The Bank of England recently created a facility for UK banks to access funding for mortgages and the Financial Times has learnt that almost £90bn ($175bn) worth of bonds are being created to be placed there – almost twice the £50bn initially expected when the scheme was launched only three weeks ago.

We might be talking here about massive fraud and abuse! And in only three weeks! But far be it from me to cast suspicion upon British banks. Let's be fair. Maybe they've just been lying all along about just how putrid their assets really are.

The importance of central bank involvement in supporting securitisation markets has been shown again in the UK, where the Bank of England’s Special Liquidity Scheme has already attracted almost twice the level of demand originally anticipated.

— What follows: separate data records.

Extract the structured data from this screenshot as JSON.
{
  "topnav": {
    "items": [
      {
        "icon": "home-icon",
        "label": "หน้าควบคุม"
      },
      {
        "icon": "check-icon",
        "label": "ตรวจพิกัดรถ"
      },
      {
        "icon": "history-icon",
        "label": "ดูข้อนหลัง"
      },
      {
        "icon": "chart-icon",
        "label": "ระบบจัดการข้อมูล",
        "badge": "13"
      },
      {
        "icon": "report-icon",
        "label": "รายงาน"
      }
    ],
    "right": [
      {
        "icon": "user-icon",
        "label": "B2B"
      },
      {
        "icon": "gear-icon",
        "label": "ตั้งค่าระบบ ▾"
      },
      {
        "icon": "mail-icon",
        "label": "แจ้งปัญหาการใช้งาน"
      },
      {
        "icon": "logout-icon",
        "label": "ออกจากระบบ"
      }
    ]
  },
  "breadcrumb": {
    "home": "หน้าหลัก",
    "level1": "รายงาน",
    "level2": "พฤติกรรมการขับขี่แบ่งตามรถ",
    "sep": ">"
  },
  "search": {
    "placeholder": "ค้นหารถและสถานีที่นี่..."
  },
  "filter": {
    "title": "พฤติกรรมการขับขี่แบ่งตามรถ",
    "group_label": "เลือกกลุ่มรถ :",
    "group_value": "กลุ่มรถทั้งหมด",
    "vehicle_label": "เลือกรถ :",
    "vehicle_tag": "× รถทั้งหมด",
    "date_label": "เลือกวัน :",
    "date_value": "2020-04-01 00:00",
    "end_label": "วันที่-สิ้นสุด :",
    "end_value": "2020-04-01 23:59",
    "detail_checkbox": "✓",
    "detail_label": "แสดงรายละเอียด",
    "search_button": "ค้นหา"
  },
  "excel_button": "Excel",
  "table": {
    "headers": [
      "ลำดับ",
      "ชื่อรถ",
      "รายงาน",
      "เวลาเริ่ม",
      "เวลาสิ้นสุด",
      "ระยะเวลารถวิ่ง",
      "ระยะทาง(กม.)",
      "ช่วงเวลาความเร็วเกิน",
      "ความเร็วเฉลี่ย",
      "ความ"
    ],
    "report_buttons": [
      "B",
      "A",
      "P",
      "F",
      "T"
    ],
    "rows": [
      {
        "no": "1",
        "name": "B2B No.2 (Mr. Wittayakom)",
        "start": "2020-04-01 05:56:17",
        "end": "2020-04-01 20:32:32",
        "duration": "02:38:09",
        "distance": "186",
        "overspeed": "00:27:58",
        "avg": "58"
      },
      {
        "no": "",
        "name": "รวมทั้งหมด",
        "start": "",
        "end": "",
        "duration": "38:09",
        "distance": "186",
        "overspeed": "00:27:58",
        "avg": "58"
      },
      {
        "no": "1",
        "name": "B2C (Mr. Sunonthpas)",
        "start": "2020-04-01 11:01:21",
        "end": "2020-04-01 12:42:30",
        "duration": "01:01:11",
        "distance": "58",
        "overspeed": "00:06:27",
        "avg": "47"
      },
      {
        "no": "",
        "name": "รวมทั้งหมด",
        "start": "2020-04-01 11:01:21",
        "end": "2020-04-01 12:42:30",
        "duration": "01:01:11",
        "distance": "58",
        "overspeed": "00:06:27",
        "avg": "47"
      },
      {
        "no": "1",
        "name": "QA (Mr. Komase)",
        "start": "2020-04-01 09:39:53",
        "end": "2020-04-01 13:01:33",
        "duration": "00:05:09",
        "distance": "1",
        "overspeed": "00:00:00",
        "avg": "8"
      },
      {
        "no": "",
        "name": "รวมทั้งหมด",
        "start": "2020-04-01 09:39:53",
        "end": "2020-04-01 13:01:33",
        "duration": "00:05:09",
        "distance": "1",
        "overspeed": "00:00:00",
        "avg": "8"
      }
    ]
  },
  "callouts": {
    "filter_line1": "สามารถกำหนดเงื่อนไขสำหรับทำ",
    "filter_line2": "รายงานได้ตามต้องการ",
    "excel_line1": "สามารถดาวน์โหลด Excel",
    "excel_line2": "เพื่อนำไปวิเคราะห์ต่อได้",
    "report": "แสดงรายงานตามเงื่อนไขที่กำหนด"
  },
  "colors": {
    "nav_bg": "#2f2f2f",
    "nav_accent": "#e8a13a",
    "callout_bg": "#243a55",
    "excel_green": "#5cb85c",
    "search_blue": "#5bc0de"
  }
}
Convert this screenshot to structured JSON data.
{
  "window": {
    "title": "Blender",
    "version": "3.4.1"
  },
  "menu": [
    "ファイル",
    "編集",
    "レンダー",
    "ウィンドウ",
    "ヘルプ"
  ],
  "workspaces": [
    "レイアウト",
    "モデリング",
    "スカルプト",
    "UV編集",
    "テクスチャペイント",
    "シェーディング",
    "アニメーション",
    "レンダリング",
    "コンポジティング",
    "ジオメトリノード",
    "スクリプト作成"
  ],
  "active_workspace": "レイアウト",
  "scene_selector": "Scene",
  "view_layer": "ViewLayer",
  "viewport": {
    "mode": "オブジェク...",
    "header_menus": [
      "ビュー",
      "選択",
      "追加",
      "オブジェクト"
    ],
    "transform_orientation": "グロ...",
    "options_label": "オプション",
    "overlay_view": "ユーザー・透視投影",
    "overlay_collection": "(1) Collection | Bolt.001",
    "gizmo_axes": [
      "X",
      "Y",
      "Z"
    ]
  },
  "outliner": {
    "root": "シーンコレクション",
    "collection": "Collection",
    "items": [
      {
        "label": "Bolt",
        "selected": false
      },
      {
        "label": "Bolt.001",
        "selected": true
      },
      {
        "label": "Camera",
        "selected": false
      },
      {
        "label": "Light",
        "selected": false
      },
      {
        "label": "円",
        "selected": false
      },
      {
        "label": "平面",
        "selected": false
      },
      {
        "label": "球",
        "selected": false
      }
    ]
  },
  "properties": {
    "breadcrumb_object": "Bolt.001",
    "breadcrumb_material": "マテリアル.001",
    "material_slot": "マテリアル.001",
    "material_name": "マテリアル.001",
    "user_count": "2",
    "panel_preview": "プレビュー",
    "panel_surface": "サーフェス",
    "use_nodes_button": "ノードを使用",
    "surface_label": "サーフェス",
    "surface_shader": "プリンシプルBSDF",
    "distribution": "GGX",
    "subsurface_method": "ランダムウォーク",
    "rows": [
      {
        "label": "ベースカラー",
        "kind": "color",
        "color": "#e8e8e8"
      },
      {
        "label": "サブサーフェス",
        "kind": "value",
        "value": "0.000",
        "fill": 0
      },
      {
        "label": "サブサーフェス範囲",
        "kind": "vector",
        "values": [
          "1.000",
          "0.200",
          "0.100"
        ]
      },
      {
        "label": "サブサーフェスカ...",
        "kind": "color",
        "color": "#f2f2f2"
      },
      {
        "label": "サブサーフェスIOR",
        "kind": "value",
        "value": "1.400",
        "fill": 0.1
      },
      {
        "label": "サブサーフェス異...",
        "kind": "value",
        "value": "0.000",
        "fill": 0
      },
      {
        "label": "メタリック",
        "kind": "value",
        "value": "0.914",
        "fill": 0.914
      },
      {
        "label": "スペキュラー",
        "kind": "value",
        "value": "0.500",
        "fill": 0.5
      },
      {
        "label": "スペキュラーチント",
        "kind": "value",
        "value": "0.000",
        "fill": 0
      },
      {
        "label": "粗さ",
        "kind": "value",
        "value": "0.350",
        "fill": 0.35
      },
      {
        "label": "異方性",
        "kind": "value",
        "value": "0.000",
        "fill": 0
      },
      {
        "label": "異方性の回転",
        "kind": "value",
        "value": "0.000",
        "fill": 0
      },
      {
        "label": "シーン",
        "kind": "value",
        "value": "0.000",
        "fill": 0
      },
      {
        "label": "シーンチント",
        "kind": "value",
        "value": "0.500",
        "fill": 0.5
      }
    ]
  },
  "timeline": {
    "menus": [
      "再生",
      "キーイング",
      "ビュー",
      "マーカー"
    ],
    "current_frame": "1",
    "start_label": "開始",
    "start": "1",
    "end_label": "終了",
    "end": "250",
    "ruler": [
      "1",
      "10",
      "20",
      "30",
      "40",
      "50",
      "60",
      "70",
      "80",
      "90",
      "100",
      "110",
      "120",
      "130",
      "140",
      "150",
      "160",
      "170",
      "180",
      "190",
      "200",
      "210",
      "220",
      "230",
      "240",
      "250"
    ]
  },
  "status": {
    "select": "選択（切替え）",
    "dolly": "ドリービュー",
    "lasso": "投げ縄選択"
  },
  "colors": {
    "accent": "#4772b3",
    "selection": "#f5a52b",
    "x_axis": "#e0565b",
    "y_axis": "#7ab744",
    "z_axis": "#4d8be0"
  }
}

According to debt market sources, the banks planning to use the scheme are the UK’s eight largest lenders.

Well, it's always good to help the poor. But let's see how things are working in Europe—

... the ECB, which is proud of having always had in place the same system to support bank liquidity, accepts a far broader range of collateral than other central banks. It now appears to have some worries about what is being used by banks.

On Thursday, ... speaking at the International Capital Market Association in Vienna, Mr Mersch said the type of collateral now being accepted was: “A matter of high concern.”

His comments come as banks, whose main centres of operations are not within the eurozone, are structuring new bonds based on assets other than mortgages in order to gain access to ECB funding.

Translation: Non-eurozone banks (such as banks in the Axis of English) are trying to lay their hands on some of the ECB's euros. Since there aren't enough bad mortgages to go around, they're creating other "products" that the ECB will accept as collateral.

Here are some details—

... this week Glitnir, the Icelandic bank, is in the process of clearing the use of a €890m ($1.37bn) collateralised loan obligation (CLO) for funding at the ECB. Similarly, Lehman Brothers recently structured a €1.1bn CLO, which it is expected to use for ECB funding.

Meanwhile, Macquarie Leasing, a unit of the Australian bank, has done a securitisation of Australian motor loans, which will have a euro-denominated slice so that the investors who buy the deal can use it at the ECB.

Now I know that sounds complicated, and it's supposed to. Why else would the public let them get away with it? But always remember the Simply Appalling Rule of Finance: If a banker can understand it, so can you.

Let's take out our Sherlock Holmes magnifier and examine the Macquarie deal. The scheme might go something like this: Macquarie collects all those auto loans it has made (some of which may go bad any day now) and puts them into a package for sale to investors—other investment banks, let's say. Now the actual loans, being Australian, are presumably being repaid in Australian dollars. But Macquarie announces that it will be happy to accept euros from anyone wanting to buy a portion of the package. A eurozone bank then takes Macquarie up on the offer. Macquarie happily accepts one of the world's strongest currencies and gets rid of the worry over those loans and the Australian dollar.

But why would the eurozone bank make such a purchase, you wonder? Elementary, my dear Watson. The bank can go to the ECB and trade in its "asset" for more cash. If the package of loans holds its value, it still belong to the bank. And if it doesn't—oh, well. That will be the ECB's problem.

“There is moral hazard . . . and we are not in the business of taking over the market,” Mr Mersch [of the ECB] said. “That means there must be an exit strategy.

That also means there isn't.

Back in the U.S.A.

Are American banks attempting similar shenanigans with the Federal Reserve? Who knows? The Fed has made it quite clear that what goes on between it and the banks is none of our business. But I would be surprised to learn that our homegrown bankers are less crafty than their European fellows.